Methods: A model of PML does not exist. This investigation therefore induced experimental autoimmune encephalomyelitis (EAE), which is caused by immune surveillance of the CNS, in the pharmacologically responsive Rhesus macaque and investigated the potential effects of vedolizumab and natalizumab on EAE. Animals received an initial intravenous bolus of vehicle, natalizumab (30 mg/kg) or vedolizumab (30 mg/kg) before intracutaneous immunization with recombinant human myelin/oligodendrocyte glycoprotein (rhMOG) and were dosed once weekly thereafter. Vehicle control animals (n = 8) were grouped 1:1 or 1:2 with natalizumab- or vedolizumab-treated animals (n = 7 in each group) before disease induction, to ensure time-matched comparators for subsequent post-mortem analyses of samples. An entire group of animals was therefore euthanized once one animal in the group reached a humane endpoint, based on clinical symptoms of EAE, as assessed by blinded observers.

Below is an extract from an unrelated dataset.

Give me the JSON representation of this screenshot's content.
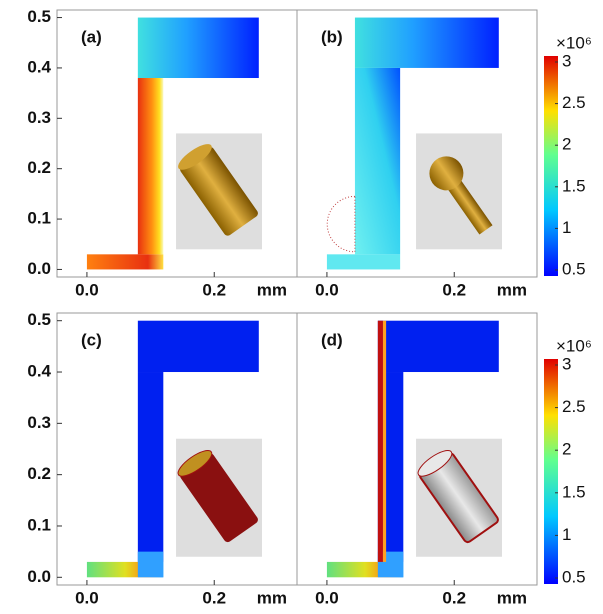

Results: Animals that developed clinical EAE also exhibited inflammatory infiltrates in cerebral spinal fluid and brain, whereas asymptomatic animals did not exhibit CNS inflammation. Natalizumab inhibited leukocytic infiltration of cerebral spinal fluid and the cerebrum/cerebellum. Natalizumab also prevented formation of demyelinated lesions in the cerebrum/cerebellum relative to time-matched vehicle control animals. Vedolizumab in contrast did not elicit these effects. A pharmacodynamic response was observed for each antibody in vivo, and comparable levels of antigen-specific (anti-rhMOG), autoimmune T lymphocytes and anti-MOG antibodies were detected in the peripheral blood of all animals.

Conclusion: The results demonstrate that vedolizumab does not inhibit infiltration of the CNS by leukocytes in EAE. This suggests that vedolizumab does not impair immune surveillance of the CNS and thus may have a lower risk of predisposing IBD patients to PML than natalizumab.